For this integral, you should recall that #\sin(2x)=2\sin(x)\cos(x)#. So, if you multiply the sine and cosine function evaluated in the same point, dividing by two the relation above, you can check that
#{\sin(2x)}/{2}=\sin(x)\cos(x)#.

In your case, instead of #x# you have #\pi x#, so the relations becomes
#\sin(\pi x)\cos(\pi x) = {\sin(2\pi x)}/2#, which is much easier to integrate.
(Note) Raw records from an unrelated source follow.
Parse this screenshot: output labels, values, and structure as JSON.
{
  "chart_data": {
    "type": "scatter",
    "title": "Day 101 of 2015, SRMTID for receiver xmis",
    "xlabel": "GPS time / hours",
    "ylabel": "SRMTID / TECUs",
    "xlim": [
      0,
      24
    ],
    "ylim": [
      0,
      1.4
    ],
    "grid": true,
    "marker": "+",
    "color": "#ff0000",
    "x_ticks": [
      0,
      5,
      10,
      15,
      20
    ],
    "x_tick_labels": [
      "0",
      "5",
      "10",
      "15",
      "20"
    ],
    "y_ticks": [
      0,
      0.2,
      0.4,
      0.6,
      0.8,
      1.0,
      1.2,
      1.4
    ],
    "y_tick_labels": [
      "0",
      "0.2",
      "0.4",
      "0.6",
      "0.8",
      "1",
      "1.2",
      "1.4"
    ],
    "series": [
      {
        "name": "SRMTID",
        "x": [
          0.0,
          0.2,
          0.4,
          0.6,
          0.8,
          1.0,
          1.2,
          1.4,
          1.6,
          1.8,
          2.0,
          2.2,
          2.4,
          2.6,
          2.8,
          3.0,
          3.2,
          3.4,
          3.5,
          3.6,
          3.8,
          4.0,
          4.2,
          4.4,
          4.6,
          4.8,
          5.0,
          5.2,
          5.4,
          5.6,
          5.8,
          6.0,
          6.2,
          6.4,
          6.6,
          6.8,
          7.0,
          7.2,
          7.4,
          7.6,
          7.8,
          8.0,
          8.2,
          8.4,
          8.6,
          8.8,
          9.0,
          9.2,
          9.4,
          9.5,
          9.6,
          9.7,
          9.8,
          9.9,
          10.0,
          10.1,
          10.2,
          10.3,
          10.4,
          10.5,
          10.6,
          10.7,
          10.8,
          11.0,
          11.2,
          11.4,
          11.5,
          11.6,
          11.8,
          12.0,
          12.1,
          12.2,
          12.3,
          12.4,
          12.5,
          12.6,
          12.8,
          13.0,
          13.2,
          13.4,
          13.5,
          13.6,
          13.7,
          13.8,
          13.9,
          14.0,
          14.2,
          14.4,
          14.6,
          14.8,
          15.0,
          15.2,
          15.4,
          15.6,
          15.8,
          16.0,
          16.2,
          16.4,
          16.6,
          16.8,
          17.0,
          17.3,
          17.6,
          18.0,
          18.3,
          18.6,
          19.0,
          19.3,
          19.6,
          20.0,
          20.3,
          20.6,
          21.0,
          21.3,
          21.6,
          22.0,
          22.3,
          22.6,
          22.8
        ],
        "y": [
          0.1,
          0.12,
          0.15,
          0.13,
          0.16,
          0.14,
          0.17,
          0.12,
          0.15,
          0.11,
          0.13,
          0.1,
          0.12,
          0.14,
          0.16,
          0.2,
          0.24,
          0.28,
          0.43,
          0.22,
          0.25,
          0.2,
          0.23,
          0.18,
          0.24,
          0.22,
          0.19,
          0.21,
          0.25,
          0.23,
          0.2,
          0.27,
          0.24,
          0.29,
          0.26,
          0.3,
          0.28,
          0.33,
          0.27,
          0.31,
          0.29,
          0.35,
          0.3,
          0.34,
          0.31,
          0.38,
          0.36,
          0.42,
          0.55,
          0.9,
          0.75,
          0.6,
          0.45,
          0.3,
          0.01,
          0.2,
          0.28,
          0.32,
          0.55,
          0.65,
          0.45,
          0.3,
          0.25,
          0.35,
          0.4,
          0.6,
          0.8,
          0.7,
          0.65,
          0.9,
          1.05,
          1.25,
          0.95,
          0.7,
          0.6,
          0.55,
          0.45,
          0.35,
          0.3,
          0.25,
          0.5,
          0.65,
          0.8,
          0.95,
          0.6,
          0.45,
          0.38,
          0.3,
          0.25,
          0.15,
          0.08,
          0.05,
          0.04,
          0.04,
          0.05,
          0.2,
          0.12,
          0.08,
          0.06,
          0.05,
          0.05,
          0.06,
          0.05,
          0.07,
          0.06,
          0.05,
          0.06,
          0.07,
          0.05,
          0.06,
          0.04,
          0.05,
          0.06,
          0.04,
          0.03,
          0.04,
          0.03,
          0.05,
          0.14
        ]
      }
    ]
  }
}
In fact,
#\int {\sin(2\pi x)}/2 = 1/2\int \sin(2\pi x)#
let #t# be the new variable:
#t=2\pi x \Rightarrow x=t/{2\pi} \Rightarrow dx = dt/{2\pi}#

The integral becomes
#1/2\int \sin(t)dt/{2\pi}#, and factoring out constants again we get
#1/{4\pi}\int \sin(t)dt=-\cos(t)/{4\pi} +C#
Recalling the relation between #t# and #x#, the answer is finally
#-\cos(2\pi x)/{4\pi} +C#

Mar 10, 2015

One method gives correct answer: #-\cos(2\pi x)/{4\pi} +C#

A different method gives an answer that looks different:

#intsin(pix)cos(pix)dx#

Since d(sin t) =cos t dt, substitution will work:

Let #u=sin(pix)#, then #du= pi cos(pix) dx# And #cos(pix)=(du)/(pi)#.

Substituting yields:

#1/(pi)intsinu du=1/(pi)(sin^2u)/2+C#

So
#intsin(pix)cos(pix)dx=1/(2pi)sin^2(pi x)+C#

The answer look different, but what is the difference?
Hint: subtract and simplify.

#1/(2pi)sin^2(pi x)-(-\cos(2\pi x)/{4\pi})#
# =1/(2pi)sin^2(pi x)+1/(4 pi)cos(2 pi x)#
# =1/(2pi)sin^2(pi x)+1/(4 pi)[1-2sin^2( pi x)]#
#=1/(4pi)#

The difference is a constant! The two solutions have different #C#'s.